What is the area enclosed by the curve r=(1+Cos\theta),0\leq \theta \leq 2\pi?

[fan_103]

Find the area enclosed by the curve r=(1+Cos$$\theta$$),0$$\leq$$ $$\theta$$ $$\leq$$ 2$$\pi$$
|cos $$\theta$$|$$\leq$$1
Maximum r =2(1+1)=4

When r=0,
2+2Cos$$\theta$$=0
Cos$$\theta$$=-1
Key angle=0
$$\theta$$=$$\pi$$,$$3/2\pi$$

Area of curve =1/2$$\int$$r^2 d$$theta$$

 

[CompuChip]

So what did you try already?

 

[fan_103]

I don't know how to sketch the graph?!?

 

[lanedance]

try setting up the area integral and we can discuss

here's a hint & some example tex for you try clicking below (another hint)
hint: as a start what is an infintesimal area element in polar coordinates?
$$\int_0^{2 \pi} d \theta \int_0^{r(\theta)} dr f(r,\theta)$$

 

[HallsofIvy]

When $\theta= 0$, r= 1+1= 2 so one point on the graph is at (2,0) When $\theta= \pi/2$, r= 1+ 0= 1 so another point is at (0, 1). When $\theta= \pi$, r= (1+ (-1))= 0 so a third point is (0,0). When $\theta= 3\pi/2$, r= 1+ 0= 1 so a fourth point is (0, -1). When $\theta= 2\pi$ r= 1+1= 2[/itex] so we are back at (2, 0).
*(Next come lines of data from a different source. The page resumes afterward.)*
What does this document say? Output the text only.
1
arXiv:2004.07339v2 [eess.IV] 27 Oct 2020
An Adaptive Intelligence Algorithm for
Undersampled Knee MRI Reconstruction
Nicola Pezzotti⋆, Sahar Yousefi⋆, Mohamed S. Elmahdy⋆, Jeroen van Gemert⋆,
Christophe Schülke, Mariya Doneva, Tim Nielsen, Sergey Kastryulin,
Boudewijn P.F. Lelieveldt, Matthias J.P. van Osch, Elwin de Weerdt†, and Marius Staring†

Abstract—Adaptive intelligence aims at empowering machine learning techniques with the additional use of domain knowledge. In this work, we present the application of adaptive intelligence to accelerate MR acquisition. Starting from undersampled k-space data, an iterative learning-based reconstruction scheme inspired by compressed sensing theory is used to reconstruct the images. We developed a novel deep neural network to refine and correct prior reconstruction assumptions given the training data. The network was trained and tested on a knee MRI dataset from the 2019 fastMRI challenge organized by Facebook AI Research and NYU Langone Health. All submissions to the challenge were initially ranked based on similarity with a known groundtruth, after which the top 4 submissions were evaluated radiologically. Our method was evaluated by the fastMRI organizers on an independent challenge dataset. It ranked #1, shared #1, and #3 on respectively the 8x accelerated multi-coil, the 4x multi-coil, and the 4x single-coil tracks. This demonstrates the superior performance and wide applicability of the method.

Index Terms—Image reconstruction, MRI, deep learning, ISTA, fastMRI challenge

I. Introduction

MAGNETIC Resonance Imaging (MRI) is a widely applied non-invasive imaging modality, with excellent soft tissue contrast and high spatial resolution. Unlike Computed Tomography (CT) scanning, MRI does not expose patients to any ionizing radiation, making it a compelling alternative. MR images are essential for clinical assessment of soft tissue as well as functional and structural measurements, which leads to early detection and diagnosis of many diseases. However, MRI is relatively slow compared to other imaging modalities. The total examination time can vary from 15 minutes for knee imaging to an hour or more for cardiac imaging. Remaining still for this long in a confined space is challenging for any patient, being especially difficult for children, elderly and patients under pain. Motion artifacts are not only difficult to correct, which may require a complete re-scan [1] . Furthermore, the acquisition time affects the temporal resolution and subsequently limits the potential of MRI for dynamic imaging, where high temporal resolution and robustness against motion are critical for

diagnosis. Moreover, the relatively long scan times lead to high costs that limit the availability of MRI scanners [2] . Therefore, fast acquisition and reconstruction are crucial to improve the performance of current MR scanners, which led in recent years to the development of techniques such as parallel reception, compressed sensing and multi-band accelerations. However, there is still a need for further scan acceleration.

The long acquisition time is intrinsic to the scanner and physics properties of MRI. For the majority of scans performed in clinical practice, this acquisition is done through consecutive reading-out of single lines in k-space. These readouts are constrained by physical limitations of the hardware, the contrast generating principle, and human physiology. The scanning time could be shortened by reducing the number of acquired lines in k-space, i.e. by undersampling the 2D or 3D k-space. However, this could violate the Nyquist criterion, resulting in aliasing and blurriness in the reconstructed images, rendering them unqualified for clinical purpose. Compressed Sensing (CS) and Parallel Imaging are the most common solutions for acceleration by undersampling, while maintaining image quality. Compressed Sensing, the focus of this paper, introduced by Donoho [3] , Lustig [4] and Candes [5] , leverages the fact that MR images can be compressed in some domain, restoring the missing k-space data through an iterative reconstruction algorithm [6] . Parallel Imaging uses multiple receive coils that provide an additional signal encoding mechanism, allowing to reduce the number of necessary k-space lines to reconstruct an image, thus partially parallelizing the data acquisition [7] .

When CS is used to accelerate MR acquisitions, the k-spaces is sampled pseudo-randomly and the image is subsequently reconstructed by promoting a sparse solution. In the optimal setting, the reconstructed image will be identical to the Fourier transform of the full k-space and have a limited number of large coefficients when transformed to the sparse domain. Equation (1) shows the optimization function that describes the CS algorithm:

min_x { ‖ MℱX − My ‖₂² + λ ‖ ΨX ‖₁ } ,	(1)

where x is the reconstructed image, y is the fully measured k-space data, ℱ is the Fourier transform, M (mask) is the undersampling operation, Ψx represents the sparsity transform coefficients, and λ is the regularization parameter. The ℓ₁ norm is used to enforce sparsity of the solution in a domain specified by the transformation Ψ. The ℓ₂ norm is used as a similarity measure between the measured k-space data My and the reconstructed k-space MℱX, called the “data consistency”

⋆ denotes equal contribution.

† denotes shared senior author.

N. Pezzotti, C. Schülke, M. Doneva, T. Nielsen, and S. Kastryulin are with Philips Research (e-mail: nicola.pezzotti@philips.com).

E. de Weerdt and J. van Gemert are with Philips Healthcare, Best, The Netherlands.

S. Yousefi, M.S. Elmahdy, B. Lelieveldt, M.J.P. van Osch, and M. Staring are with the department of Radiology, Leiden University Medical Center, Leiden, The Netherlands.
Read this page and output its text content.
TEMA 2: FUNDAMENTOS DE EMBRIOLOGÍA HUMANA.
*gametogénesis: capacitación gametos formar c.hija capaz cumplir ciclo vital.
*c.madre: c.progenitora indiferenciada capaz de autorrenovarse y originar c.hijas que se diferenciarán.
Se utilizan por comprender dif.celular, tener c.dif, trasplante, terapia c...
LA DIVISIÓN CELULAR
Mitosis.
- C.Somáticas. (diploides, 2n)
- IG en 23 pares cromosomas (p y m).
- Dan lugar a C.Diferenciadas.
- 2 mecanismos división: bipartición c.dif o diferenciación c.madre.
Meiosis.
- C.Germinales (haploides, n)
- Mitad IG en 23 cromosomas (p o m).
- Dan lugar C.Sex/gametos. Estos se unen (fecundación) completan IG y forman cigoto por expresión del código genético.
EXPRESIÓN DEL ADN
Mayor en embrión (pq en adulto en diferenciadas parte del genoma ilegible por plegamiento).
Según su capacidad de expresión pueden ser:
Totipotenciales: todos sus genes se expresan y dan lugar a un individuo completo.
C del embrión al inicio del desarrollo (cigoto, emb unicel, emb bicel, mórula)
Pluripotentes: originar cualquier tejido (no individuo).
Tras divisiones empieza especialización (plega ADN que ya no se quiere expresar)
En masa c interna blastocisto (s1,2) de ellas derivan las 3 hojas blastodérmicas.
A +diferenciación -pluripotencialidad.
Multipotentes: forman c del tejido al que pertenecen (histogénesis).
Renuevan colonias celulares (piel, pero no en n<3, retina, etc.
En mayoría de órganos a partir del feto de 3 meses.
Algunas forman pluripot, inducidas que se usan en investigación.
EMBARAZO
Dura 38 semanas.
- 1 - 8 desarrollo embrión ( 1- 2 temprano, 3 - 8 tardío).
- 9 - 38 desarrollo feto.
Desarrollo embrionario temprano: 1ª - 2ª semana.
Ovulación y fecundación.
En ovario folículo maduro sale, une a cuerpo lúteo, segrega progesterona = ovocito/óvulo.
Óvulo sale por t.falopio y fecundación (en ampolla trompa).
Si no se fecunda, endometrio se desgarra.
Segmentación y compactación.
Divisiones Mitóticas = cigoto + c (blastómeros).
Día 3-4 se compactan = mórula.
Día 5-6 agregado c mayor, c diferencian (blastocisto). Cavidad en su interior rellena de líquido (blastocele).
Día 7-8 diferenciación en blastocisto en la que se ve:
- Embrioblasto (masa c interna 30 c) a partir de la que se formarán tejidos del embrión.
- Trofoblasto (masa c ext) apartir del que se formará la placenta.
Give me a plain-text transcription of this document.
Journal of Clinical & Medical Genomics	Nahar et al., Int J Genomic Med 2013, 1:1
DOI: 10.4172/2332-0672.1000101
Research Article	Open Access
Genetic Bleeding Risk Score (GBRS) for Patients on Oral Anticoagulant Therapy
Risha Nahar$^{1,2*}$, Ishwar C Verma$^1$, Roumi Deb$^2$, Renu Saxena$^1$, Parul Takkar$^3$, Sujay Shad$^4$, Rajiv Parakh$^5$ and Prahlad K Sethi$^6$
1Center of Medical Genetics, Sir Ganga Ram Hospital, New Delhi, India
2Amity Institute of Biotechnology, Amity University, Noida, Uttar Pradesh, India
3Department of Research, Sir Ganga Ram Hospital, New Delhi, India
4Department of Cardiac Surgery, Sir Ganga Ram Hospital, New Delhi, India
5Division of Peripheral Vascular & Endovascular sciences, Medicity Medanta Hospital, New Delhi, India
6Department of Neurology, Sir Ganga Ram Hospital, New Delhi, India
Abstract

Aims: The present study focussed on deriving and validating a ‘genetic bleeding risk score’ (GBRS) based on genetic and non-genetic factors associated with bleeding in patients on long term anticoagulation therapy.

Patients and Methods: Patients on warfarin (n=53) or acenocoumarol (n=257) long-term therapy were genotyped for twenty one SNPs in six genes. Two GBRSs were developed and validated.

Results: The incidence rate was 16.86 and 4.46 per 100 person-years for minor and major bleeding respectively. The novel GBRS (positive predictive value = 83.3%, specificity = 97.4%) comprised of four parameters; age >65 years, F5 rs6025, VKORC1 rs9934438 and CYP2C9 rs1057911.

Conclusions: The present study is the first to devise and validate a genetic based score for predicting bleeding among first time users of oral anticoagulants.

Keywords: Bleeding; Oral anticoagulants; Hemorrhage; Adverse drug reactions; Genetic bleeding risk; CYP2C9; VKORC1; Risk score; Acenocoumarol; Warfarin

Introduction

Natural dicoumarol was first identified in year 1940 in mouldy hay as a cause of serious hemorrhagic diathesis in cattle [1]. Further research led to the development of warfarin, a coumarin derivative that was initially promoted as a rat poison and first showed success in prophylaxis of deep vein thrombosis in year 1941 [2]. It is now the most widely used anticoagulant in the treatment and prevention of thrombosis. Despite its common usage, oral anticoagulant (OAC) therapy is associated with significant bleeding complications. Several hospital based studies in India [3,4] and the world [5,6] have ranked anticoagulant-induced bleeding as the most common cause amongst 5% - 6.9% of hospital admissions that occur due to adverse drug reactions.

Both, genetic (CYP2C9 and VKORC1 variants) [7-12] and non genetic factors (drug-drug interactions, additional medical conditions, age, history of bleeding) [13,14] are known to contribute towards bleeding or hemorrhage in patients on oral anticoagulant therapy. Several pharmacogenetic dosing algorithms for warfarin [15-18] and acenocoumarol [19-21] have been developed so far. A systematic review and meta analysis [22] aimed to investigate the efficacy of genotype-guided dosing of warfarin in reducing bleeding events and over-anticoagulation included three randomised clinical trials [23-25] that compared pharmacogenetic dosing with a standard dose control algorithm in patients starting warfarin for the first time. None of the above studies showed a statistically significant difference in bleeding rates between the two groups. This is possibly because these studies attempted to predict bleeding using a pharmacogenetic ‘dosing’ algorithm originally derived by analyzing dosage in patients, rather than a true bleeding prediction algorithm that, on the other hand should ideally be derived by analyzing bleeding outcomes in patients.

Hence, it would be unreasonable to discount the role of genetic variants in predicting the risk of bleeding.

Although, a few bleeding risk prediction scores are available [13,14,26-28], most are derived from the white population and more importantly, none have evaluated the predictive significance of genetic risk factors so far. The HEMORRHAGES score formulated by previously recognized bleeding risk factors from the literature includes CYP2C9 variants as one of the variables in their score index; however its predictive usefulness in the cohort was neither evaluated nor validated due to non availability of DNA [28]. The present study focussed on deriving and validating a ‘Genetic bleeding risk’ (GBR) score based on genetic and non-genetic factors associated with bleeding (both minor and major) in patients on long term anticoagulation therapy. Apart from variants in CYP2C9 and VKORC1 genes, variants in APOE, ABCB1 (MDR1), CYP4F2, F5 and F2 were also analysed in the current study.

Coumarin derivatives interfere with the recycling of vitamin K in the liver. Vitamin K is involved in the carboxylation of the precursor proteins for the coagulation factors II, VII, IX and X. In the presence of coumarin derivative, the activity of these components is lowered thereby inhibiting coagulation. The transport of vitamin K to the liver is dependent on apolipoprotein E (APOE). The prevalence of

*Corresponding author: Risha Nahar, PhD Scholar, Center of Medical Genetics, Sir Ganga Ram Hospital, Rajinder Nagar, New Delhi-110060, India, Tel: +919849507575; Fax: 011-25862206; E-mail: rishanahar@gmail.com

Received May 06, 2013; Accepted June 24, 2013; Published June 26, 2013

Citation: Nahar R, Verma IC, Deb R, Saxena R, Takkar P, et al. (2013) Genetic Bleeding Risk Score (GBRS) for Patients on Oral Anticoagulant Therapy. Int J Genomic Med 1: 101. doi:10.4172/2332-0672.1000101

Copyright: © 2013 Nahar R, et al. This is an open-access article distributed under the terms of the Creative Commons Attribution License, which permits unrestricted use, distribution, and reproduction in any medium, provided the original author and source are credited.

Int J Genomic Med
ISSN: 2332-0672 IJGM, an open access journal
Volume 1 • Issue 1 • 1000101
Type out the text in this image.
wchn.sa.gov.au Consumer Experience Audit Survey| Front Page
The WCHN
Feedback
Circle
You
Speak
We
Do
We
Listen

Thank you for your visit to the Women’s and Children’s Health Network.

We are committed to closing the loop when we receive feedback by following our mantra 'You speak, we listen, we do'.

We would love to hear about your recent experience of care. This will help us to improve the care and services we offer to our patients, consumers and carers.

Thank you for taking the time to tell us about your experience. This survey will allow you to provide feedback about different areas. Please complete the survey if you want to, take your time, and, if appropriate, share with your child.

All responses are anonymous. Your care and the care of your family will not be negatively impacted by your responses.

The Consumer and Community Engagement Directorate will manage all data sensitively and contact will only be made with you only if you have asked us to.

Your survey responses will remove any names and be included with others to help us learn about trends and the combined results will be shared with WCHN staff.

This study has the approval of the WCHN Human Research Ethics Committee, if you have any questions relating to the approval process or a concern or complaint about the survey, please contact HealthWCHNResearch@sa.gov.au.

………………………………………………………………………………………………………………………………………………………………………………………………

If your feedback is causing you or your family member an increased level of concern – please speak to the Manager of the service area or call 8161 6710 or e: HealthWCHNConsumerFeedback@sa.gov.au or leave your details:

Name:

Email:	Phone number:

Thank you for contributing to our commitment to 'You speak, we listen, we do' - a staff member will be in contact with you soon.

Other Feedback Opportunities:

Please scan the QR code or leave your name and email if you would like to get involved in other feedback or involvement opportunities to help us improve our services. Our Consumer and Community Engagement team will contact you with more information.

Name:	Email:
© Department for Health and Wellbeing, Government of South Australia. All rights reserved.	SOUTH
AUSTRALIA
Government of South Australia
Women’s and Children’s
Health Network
That's all you need to know: we go around one complete circuit of the figure as $\theta$ goes from 0 to $2\pi$. You don't need to actually draw the graph. (It is a figure known as a "cardioid".)
Integrate $rd\theta= (1+ cos(\theta)d\theta$ from $\theta= 0$ to $\theta= 2\pi$.